La pregunta que titula esta columna va más allá de la contestación formal que puede extraerse de los artículo 80 y 90 de la Constitución federal relativos a la función ejecutiva y a la jefatura de la administración pública que encarna el presidente, sino lo que se pretende es evidenciar que cada acto llevado a cabo por el presidente da como resultado estabilidad o desequilibrio a la escena pública y al Estado mexicano

En este sentido, sabemos que el presidente es quien dirige la política exterior del país, esto implica que habla a nombre de México, por dicha razón los medios nacionales le prestaron tanta atención el pasado 23 de septiembre, día en el cual intervino en la Asamblea General de las Naciones Unidas.

En aquella ocasión, mientras que la mayoría de sus homólogos dedicaron su intervención a hablar sobre los retos globalizados que debemos enfrentar derivados de la pandemia por el SARS-CoV-2, el presidente López Obrador optó por dar a conocer su versión sobre los problemas domésticos del país, empezando por expresar su percepción sobre la historia de México, su triunfo como presidente en 2018, la rifa y venta del avión presidencial, los programas sociales que ha implementado y la declaración de que "vamos saliendo" de las crisis sanitaria y económica, sin dar mayores detalles sobre este último punto.

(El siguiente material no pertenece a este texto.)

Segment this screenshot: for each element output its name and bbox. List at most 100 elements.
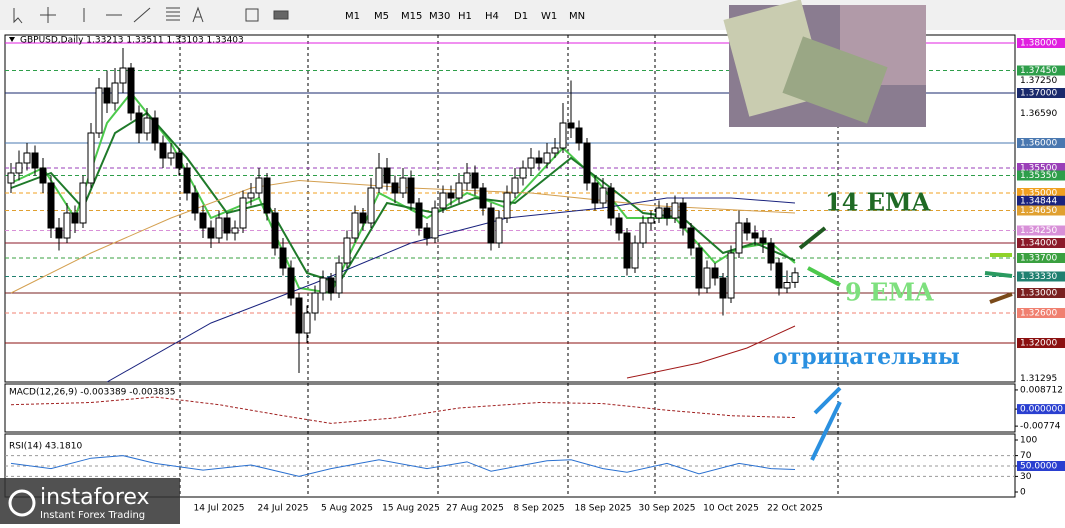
candle-body <box>47 182 55 229</box>
macd-label: MACD(12,26,9) -0.003389 -0.003835 <box>9 388 175 398</box>
candle-body <box>423 227 431 239</box>
candle-body <box>607 187 615 219</box>
candle-body <box>79 182 87 224</box>
candle-body <box>719 277 727 299</box>
candle-body <box>199 212 207 229</box>
candle-body <box>439 192 447 209</box>
candle-body <box>751 232 759 239</box>
cursor-icon[interactable] <box>13 8 23 24</box>
price-label: 1.32600 <box>1020 309 1057 319</box>
candle-body <box>159 142 167 159</box>
macd-line <box>10 396 796 424</box>
text-icon[interactable] <box>192 6 204 23</box>
price-label: 1.35500 <box>1020 164 1057 174</box>
candle-body <box>503 192 511 219</box>
candle-body <box>647 217 655 224</box>
price-label: 1.33000 <box>1020 289 1057 299</box>
candle-body <box>455 182 463 199</box>
candle-body <box>431 207 439 239</box>
candle-body <box>519 167 527 179</box>
candle-body <box>263 177 271 214</box>
timeframe-button[interactable]: H1 <box>458 11 472 22</box>
x-tick-label: 24 Jul 2025 <box>258 504 309 514</box>
x-tick-label: 5 Aug 2025 <box>321 504 373 514</box>
candle-body <box>207 227 215 239</box>
candle-body <box>671 202 679 219</box>
price-label-bg <box>1017 205 1065 216</box>
shape-icon[interactable] <box>273 10 289 20</box>
price-label: 1.34000 <box>1020 239 1057 249</box>
rsi-line <box>10 455 796 477</box>
annotation: 9 EMA <box>845 278 934 307</box>
price-label-bg <box>1017 188 1065 198</box>
timeframe-button[interactable]: D1 <box>514 11 528 22</box>
annotation: 14 EMA <box>825 188 931 217</box>
arrow <box>810 401 842 461</box>
candle-body <box>383 167 391 184</box>
price-label: 1.34844 <box>1020 196 1057 206</box>
candle-body <box>87 132 95 184</box>
price-label-bg <box>1017 338 1065 348</box>
candle-body <box>127 67 135 114</box>
timeframe-button[interactable]: W1 <box>541 11 557 22</box>
candle-body <box>599 187 607 204</box>
banknote <box>782 36 888 124</box>
price-label: 1.36000 <box>1020 139 1057 149</box>
candle-body <box>727 252 735 299</box>
candle-body <box>359 212 367 224</box>
candle-body <box>247 192 255 199</box>
x-tick-label: 30 Sep 2025 <box>638 504 695 514</box>
trend-icon[interactable] <box>133 7 151 23</box>
timeframe-button[interactable]: M30 <box>429 11 450 22</box>
value-label-bg <box>1017 404 1065 415</box>
price-label-bg <box>1017 271 1065 282</box>
candle-body <box>7 172 15 184</box>
candle-body <box>591 182 599 204</box>
toolbar-icons <box>13 6 289 24</box>
candle-body <box>575 127 583 144</box>
candle-body <box>15 162 23 174</box>
chart-header: GBPUSD,Daily 1.33213 1.33511 1.33103 1.3… <box>20 36 244 46</box>
candle-body <box>447 192 455 199</box>
price-label: 1.34250 <box>1020 226 1057 236</box>
candle-body <box>399 177 407 194</box>
x-tick-label: 15 Aug 2025 <box>382 504 440 514</box>
price-label: 1.37450 <box>1020 66 1057 76</box>
arrow <box>807 266 841 287</box>
timeframe-button[interactable]: MN <box>569 11 585 22</box>
x-tick-label: 10 Oct 2025 <box>703 504 759 514</box>
candle-body <box>783 282 791 289</box>
candle-body <box>711 267 719 279</box>
y-tick-label: 0.008712 <box>1020 385 1063 395</box>
candle-body <box>471 172 479 189</box>
candle-body <box>767 242 775 264</box>
arrows <box>798 226 1013 461</box>
price-label-bg <box>1017 88 1065 98</box>
timeframe-button[interactable]: H4 <box>485 11 499 22</box>
candle-body <box>119 67 127 84</box>
timeframe-button[interactable]: M5 <box>374 11 389 22</box>
value-label-bg <box>1017 461 1065 471</box>
price-label-bg <box>1017 163 1065 173</box>
candle-body <box>335 262 343 294</box>
rsi-label: RSI(14) 43.1810 <box>9 442 82 452</box>
price-label-bg <box>1017 225 1065 236</box>
price-label-bg <box>1017 238 1065 248</box>
timeframe-button[interactable]: M15 <box>401 11 422 22</box>
candle-body <box>391 182 399 194</box>
price-label-bg <box>1017 195 1065 206</box>
timeframe-button[interactable]: M1 <box>345 11 360 22</box>
price-label: 1.32000 <box>1020 339 1057 349</box>
price-label: 1.38000 <box>1020 39 1057 49</box>
candle-body <box>415 202 423 229</box>
x-tick-label: 14 Jul 2025 <box>194 504 245 514</box>
candle-body <box>663 207 671 219</box>
fibo-icon[interactable] <box>166 7 180 21</box>
x-tick-label: 18 Sep 2025 <box>574 504 631 514</box>
logo-name: instaforex <box>40 485 150 510</box>
candle-body <box>71 212 79 224</box>
candle-body <box>239 197 247 229</box>
crosshair-icon[interactable] <box>40 7 56 23</box>
label-icon[interactable] <box>245 8 259 22</box>
candle-body <box>231 227 239 234</box>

En esta línea temática, cabe destacar que el presidente, debido al evento en el cual se encontraba —75 aniversario de la Asamblea General de las Naciones Unidas— debió actuar preocupado por encuadrar a México en el contexto internacional ubicándolo en el concierto de países y activo para la solución de los grandes problemas del momento, no evadirse con la interioridad del país.

Aunado a ello, el presidente de la República debe considerar que debido a su investidura, sus expresiones no pueden calificarse de la misma manera que las de personas no vinculadas con cargos públicos o políticos, pues la Corte Interamericana determinó que las manifestaciones de personajes como él atienden al interés público y, en este mismo sentido, su margen de tolerancia debe ser mayor al de la generalidad de las personas (Casos Ricardo Canese; Fontevecchia y D’Amico; Tristán Donoso; Kimel; Palamara Iribarne; Herrera Ulloa; Caso Ivcher Bronstein; Mémoli). Por ello, el presidente debe tener en cuenta que su investidura significa mucho para determinados sectores, quienes pueden asimilar las expresiones “fifís, liberales, conservadores”, como odio, contribuyendo así a la polarización de posturas en la sociedad.

En otro orden de ideas, el presidente de la República es quien encarna la función pública ejecutiva; eso implica que es el personaje competente para hacer cumplir las leyes emitidas por el Congreso de la Unión.

En este contexto, al ser el primer obligado de aplicar las normas, lo manifestado por el Presidente el anterior 24 de septiembre, en el marco del juicio a los expresidentes, pidiendo a los ministros de la Suprema Corte de Justicia de la Nación “tomaran en cuenta el sentimiento del pueblo”, está fuera del lugar y atenta contra la institucionalidad, pues el tema en cuestión es totalmente un asunto jurídico y por lo tanto no puede aludir a sentimientos por muy dignos que sean, ya que de hacerlo se entra a la arena de las subjetividades, siempre peligrosas para la paz social y la permanencia del Estado.

En resumen, el presidente de la República no sólo es la institucionalidad que se desprende de la Constitución y de las leyes, el presidente es un sujeto con responsabilidades de Jefe de Estado, cuyos actos y manifestaciones generan gran repercusión para el entorno público, por ello todo su actuar debe estar razonado y basado en datos, por lo cual deben expulsarse los dichos fáciles. El Presidente debe aspirar siempre a ser un estadista, que lo logre o no es algo que se determinará en el futuro, no en el presente. En este aquí y ahora la prudencia y el derecho deben ser la guía que marque el camino que le falta a esta administración.